The Defense Contract Audit Agency has issued new guidance meant to help its auditors access contractors’ internal documents, a move that industry advocates say could worsen an already tense relationship.

The agency, which conducts audits to make sure contractors use the right methods to charge the government, has beefed up its staff and increased its tests of companies’ systems in recent years. Industry advocates have complained that the agency has become too strict.

The new guidance, issued Aug. 14, responds to a Government Accountability Office recommendation that the audit agency better ensure it has needed access to contractors’ internal audits.

In a report released late last year, the GAO found that the DCAA’s ability to see and use companies’ internal audit information was generally limited. The GAO found that the sample of companies it reviewed generally worked on a case-by-case basis and required that the internal information directly relate to a specific DCAA audit.

“When companies determined that such a request is not relevant, the companies have denied DCAA’s requests,” the GAO wrote, criticizing the agency for not “making full use of internal audits” to meet its oversight goals.

These internal audits, the accountability office wrote, help government auditors plan the scope of their work while also pointing to areas where companies have already made fixes.

In the new memo, the audit agency called on its field offices to set up a process to monitor and obtain internal audits and working papers, when needed. If contractors deny access, the agency says the office manager will act to get copies, even by subpoena if necessary.

Thomas A. Lemmer, a partner at McKenna Long & Aldridge who specializes in government contracting, said contractors will bristle at sharing more internal papers.

“They view it as private, core information that they need to do internally to make sure that their house is in order,” Lemmer said. “There’s going to be more fights over what DCAA’s entitled to.”
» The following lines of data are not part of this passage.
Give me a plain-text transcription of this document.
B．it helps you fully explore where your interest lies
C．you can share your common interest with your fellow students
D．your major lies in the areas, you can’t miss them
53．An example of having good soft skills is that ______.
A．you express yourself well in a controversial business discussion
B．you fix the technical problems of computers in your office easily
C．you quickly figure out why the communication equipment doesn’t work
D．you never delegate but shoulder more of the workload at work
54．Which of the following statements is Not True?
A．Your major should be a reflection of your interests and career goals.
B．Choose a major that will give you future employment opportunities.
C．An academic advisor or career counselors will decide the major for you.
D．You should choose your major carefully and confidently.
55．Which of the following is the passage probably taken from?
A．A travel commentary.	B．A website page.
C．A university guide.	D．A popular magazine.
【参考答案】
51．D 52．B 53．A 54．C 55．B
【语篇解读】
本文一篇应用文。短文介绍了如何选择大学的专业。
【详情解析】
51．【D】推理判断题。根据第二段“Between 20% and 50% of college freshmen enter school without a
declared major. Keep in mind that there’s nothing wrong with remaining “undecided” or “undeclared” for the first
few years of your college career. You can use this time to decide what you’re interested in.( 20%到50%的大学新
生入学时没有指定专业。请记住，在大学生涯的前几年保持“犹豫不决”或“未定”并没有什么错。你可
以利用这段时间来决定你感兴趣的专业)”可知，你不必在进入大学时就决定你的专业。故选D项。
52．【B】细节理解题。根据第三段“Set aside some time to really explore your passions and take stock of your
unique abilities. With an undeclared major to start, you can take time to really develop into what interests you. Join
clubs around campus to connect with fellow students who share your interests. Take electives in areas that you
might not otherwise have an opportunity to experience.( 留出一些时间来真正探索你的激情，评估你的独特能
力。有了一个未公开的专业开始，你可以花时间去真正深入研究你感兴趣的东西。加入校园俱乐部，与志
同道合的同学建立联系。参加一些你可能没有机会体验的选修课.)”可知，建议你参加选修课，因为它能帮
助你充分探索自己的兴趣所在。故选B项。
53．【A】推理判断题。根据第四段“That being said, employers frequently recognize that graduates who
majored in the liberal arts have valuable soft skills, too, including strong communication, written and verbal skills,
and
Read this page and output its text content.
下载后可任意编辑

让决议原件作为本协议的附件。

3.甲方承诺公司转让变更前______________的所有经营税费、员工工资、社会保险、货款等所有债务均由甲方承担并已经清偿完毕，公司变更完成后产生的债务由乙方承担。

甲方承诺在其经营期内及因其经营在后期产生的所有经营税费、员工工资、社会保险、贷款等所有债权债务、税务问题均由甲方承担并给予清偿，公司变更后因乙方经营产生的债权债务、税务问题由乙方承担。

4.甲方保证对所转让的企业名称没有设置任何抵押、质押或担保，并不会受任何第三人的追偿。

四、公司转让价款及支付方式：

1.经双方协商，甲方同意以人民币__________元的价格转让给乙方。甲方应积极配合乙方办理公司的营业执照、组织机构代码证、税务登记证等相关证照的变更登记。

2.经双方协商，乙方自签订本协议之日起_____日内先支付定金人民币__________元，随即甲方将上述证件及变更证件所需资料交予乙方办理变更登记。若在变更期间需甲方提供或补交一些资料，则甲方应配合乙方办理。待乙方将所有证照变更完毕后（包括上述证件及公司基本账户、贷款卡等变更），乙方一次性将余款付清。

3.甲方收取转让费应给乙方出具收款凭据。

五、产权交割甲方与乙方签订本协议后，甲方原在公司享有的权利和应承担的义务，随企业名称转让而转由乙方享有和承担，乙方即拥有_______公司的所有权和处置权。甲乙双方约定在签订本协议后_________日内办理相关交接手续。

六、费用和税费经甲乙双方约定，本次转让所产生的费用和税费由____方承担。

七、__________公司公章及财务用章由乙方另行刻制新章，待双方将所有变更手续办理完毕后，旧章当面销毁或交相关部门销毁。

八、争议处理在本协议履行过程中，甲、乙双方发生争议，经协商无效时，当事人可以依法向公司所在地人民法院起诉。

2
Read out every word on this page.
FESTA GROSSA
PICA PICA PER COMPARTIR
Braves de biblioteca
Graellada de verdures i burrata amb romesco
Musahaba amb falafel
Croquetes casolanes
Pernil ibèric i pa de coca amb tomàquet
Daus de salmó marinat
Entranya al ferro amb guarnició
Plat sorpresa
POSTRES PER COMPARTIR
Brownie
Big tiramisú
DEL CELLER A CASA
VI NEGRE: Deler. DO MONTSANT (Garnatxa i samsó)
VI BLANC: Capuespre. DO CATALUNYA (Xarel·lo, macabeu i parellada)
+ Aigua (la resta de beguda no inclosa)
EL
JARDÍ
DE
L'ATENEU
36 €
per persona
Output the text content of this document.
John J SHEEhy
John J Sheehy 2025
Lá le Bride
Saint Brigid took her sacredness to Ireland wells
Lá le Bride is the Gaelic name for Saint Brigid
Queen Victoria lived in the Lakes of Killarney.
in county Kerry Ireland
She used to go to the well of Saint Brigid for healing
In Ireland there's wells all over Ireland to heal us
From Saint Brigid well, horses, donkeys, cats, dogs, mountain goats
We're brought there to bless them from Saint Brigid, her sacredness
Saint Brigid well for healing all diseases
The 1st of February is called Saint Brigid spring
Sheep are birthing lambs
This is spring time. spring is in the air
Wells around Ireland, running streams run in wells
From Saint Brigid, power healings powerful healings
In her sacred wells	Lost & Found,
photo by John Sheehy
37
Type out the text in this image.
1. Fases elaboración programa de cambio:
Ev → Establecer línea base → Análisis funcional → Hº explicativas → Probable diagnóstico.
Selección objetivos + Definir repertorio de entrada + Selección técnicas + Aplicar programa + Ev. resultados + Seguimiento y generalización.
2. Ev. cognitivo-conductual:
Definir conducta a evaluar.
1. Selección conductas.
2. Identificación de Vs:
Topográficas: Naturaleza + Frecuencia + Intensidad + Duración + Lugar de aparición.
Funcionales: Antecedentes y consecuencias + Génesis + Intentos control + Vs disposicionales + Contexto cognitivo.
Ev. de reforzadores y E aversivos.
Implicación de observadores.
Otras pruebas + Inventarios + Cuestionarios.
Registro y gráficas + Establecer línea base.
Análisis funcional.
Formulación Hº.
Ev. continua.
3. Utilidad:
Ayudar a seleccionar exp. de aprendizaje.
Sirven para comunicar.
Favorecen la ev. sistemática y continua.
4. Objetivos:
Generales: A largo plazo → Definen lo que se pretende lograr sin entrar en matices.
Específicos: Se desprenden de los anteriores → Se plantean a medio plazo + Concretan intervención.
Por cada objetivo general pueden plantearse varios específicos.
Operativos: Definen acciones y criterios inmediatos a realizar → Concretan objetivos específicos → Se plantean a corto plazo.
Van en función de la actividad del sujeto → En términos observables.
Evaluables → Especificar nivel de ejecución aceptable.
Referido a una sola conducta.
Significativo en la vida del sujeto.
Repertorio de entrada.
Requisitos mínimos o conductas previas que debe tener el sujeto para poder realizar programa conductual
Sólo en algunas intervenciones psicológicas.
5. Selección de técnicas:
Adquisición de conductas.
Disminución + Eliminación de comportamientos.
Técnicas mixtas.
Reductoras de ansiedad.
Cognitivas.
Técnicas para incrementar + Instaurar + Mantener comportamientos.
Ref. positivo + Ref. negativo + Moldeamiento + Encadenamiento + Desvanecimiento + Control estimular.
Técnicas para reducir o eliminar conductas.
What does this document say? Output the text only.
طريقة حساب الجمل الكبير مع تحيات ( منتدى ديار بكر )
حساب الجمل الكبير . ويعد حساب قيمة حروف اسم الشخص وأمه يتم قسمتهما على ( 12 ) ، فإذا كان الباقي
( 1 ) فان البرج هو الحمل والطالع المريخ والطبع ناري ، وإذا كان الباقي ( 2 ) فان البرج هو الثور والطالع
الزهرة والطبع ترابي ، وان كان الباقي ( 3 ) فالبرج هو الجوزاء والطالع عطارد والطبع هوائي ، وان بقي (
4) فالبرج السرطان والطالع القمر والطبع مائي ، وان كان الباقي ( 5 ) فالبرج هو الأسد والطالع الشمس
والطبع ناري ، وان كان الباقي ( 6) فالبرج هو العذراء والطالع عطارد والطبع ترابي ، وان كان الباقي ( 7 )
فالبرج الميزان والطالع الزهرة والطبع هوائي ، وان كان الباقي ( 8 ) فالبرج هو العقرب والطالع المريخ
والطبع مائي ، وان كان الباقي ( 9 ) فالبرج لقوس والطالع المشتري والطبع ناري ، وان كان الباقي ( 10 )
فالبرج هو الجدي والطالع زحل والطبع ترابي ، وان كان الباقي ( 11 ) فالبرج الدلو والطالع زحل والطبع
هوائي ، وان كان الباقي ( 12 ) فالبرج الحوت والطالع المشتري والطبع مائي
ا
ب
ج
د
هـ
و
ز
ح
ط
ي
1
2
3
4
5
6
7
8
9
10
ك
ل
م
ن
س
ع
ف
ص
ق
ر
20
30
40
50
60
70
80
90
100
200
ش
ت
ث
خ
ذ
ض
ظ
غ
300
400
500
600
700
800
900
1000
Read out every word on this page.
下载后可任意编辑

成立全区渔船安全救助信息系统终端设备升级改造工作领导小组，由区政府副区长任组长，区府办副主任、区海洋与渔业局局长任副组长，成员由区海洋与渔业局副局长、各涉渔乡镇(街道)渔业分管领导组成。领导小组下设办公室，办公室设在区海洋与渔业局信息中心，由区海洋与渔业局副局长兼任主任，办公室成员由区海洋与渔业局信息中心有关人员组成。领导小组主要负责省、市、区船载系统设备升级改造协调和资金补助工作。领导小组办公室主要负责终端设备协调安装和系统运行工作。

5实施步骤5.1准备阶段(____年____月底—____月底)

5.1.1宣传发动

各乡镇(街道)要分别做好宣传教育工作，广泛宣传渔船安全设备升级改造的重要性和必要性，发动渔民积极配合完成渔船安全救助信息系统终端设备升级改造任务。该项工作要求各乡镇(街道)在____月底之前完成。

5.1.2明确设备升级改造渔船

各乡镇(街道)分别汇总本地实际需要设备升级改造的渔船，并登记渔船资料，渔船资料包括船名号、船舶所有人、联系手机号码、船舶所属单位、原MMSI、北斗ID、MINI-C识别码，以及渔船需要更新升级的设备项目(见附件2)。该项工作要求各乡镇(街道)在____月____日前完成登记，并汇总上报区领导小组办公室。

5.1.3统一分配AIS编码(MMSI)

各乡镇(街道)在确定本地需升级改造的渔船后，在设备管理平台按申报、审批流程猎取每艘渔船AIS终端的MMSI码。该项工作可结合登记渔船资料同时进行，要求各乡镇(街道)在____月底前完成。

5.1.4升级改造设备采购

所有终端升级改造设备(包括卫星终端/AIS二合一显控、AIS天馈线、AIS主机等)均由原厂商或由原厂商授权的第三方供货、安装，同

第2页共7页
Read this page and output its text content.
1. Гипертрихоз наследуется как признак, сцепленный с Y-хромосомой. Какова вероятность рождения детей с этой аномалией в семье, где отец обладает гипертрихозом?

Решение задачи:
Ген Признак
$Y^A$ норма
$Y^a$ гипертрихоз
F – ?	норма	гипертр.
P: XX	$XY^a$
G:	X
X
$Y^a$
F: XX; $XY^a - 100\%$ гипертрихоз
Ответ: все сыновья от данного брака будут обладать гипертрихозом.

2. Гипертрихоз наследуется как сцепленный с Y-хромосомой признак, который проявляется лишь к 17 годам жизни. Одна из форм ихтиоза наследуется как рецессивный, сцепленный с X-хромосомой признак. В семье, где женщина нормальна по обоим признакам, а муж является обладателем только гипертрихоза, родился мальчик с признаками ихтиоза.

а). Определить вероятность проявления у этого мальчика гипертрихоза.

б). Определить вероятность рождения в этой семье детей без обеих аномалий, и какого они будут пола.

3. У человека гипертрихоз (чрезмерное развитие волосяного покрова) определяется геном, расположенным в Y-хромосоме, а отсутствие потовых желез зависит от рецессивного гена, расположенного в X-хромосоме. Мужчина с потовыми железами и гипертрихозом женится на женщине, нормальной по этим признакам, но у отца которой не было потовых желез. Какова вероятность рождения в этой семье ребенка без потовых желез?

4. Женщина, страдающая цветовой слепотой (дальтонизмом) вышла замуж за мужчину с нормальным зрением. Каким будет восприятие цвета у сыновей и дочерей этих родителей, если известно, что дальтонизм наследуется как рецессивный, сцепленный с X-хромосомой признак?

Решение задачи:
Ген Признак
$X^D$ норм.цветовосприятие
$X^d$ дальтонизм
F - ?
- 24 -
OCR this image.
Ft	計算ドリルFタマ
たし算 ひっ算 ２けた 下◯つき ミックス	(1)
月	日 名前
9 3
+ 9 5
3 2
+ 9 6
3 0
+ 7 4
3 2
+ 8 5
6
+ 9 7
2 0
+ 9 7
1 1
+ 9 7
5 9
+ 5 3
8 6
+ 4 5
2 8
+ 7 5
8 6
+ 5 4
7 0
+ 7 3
Alan Chvotkin, executive vice president and counsel at the Professional Services Council, an industry association, said the audit agency’s focus on working papers — or the documents being used to put together a report — will be particularly controversial.

“Going down that path seems far more intrusive than possibly necessary,” Chvotkin said. Pursuing internal reports puts “additional pressure or tension into a relationship that, in order to be successful, there’s got to be elements of trust in there.”

In a statement, the audit agency disagreed, saying the new guidance will lead to a better working relationship.

“[U]se of these internal audit reports enables DCAA to better analyze risk and conduct audits more efficiently, which benefits both the contractor and the government,” the statement said. “DCAA is only requesting internal audits that are clearly pertinent to their audit objectives.”

Vincent J. Napoleon, counsel at Nixon Peabody, said contractors want auditors to be accurate but fear the DCAA having unchecked access to their paperwork.

What’s needed, he said, “is more openness between both DCAA and the contractor. Part of that is ... educating the DCAA audit force as they go out and begin to seek certain information.”